Performance of the IPheNegoRoute method under different compliance rates

Overall, in the non-cooperative routing methods (ShortRoute, PheRoute, and IPheRoute methods), the driver can obtain the optimal routes at the time of the routing recommendation. However, if many vehicles select the same optimal routes for travel, these routes can be congested soon. With the cooperation among vehicles, as in the IPheNegoRoute method, traffic demands are distributed throughout the traffic network, reducing the probability of creating new congestion. Via the simulation results, the proposed traffic routing system has advantages in lowering the average travel times of vehicles. Furthermore, since fuel consumption and emissions are directly related to vehicles’ travel times, the proposed system also implicitly reduces the negative effect of vehicles on the environment.

Conclusion

Traffic congestion and the dynamic nature of traffic systems are the challenging issues in urban traffic networks for developing ITS. This work focused on how a transportation system and vehicles can be coordinated to reduce travel times and fuel consumption in a decentralized manner. Based on the idea of swarm intelligence, connected vehicles deposit inverted pheromones, which are a new type of digital pheromones that deliver negative feedback for busy road segments. When traffic congestion is observed, using the inverted pheromone model and the decentralized collective learning algorithm, the vehicles redirect to new paths that maximize the social benefit of all vehicles, i.e., average travel time minimization. Thus, a route traveling by many vehicles simultaneously can be avoided by the vehicles communicating and collaborating. The proposed traffic routing method is shown effective via the simulations conducted on SUMO.
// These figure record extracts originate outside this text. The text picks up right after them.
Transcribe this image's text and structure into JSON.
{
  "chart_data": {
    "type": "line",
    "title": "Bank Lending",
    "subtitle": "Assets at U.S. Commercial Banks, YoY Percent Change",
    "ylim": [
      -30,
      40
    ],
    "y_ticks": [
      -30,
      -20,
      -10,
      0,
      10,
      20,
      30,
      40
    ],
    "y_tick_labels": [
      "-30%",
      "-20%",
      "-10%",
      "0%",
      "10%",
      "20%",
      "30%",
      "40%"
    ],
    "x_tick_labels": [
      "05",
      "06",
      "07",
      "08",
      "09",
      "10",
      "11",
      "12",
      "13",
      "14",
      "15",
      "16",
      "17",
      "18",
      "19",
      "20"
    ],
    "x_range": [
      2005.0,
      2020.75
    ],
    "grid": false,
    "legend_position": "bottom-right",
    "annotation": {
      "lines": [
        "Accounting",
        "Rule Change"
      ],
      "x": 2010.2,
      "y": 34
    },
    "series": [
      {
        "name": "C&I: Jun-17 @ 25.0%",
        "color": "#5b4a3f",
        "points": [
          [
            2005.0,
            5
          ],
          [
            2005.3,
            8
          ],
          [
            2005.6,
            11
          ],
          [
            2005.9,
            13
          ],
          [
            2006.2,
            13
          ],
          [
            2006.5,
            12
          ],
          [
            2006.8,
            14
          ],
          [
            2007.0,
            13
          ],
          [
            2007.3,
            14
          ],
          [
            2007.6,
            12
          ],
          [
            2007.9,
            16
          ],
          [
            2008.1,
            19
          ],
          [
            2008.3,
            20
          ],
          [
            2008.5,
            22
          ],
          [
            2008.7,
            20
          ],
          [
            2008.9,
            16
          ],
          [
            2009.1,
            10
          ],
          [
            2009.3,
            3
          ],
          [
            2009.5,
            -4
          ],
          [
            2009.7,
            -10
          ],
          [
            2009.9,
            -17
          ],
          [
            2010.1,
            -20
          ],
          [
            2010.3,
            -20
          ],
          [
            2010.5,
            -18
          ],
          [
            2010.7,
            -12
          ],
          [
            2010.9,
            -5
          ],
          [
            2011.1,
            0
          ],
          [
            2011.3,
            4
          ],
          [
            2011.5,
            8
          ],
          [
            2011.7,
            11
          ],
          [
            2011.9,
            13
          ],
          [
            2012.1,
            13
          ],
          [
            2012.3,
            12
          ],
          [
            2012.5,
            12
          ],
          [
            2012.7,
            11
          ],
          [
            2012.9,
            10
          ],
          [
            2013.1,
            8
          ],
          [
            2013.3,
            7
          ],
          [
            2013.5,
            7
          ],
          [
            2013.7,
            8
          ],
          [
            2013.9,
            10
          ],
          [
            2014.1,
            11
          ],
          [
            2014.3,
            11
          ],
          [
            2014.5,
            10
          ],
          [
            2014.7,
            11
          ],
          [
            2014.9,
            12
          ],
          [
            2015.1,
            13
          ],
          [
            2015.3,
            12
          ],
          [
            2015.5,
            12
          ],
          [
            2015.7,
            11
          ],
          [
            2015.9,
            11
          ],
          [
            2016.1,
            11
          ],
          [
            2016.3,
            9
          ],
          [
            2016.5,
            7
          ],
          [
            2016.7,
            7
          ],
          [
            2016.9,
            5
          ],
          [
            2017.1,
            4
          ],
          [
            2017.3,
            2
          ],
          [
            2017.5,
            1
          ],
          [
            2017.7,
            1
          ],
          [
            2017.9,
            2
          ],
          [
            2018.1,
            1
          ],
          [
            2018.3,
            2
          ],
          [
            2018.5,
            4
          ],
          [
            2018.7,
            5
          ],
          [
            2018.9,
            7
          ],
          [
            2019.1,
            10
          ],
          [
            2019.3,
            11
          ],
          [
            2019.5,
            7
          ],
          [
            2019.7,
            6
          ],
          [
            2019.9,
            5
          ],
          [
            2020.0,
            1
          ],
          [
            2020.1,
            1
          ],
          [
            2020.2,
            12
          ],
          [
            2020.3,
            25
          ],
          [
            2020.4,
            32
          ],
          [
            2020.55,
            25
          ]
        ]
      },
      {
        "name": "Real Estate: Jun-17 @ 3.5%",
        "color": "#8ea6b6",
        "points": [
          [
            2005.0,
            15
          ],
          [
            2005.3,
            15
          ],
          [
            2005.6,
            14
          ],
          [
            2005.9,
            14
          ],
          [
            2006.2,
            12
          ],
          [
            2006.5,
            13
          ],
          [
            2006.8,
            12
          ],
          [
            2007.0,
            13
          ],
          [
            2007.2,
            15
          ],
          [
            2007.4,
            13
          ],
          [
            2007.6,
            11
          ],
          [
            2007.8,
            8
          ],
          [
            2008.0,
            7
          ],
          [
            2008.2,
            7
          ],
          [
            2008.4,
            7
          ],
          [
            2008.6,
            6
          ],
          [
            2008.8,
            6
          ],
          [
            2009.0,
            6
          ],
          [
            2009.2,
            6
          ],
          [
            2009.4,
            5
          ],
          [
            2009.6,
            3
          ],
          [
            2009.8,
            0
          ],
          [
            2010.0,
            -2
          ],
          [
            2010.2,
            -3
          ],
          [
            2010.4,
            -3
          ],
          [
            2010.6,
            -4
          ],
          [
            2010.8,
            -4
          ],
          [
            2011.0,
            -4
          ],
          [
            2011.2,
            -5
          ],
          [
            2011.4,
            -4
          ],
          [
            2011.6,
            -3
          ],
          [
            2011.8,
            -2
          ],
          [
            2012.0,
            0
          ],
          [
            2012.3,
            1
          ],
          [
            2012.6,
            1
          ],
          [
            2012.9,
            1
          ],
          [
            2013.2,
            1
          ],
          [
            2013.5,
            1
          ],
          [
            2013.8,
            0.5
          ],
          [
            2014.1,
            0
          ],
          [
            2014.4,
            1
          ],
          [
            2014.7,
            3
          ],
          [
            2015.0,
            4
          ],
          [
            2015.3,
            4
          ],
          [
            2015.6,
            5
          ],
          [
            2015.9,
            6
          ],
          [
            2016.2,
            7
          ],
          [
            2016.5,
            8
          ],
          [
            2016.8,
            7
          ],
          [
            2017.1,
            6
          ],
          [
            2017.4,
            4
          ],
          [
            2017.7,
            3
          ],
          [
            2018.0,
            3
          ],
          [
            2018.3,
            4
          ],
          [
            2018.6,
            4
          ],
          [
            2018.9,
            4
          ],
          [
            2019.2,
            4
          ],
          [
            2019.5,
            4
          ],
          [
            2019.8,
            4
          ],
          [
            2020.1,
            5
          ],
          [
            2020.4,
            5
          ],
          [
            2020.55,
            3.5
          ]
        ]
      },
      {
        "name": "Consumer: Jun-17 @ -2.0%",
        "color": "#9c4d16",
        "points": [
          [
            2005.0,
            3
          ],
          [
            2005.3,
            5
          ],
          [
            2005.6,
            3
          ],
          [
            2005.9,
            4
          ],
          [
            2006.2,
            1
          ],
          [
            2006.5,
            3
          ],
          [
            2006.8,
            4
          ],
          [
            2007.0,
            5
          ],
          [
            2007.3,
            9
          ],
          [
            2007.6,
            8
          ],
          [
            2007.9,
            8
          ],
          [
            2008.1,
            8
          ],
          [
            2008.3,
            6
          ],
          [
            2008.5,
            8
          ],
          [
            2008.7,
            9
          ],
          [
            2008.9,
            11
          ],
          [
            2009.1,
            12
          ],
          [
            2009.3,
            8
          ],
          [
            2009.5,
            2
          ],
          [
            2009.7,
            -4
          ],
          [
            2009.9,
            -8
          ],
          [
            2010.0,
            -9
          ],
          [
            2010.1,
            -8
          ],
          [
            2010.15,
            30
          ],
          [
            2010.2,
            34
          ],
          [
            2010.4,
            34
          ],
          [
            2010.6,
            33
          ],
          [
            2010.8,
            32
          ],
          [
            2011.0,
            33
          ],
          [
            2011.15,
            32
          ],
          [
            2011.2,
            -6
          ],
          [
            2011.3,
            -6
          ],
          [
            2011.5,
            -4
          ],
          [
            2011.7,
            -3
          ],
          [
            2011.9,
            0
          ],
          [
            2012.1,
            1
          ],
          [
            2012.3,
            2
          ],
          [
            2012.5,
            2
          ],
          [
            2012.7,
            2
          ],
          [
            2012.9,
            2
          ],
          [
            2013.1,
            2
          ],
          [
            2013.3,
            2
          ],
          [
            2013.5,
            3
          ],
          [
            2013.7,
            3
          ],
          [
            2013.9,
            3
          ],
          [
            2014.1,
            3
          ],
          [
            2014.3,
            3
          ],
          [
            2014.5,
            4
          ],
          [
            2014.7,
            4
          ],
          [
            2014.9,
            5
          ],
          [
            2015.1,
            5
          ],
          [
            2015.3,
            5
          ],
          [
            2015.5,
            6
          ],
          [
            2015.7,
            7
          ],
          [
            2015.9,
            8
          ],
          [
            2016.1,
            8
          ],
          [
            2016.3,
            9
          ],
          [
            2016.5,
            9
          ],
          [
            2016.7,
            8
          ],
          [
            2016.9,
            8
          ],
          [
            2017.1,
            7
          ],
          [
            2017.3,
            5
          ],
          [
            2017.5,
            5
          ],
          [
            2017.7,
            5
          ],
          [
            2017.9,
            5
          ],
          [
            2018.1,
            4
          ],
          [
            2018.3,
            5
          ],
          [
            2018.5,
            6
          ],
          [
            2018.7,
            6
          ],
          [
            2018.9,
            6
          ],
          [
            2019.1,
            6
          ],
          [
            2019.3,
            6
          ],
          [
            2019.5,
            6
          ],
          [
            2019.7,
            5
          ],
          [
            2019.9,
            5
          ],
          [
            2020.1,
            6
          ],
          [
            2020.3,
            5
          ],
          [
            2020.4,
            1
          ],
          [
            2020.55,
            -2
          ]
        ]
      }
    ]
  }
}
In future work, some issues could be taken into account. Travel time estimation and prediction problems are important and challenging in smart transportation systems. Hence, to improve the routing methods, these topics should be investigated. Performance comparison with other traffic routing methods could also be conducted further. In addition, due to the limitations of the SUMO simulator, communication aspects of the proposed method are not investigated in the paper. Hence, the SUMO simulator can be coordinated with a network simulator (e.g., NS3,Footnote 4 NetSimFootnote 5) for further evaluation of the proposed method in terms of communication performance measures.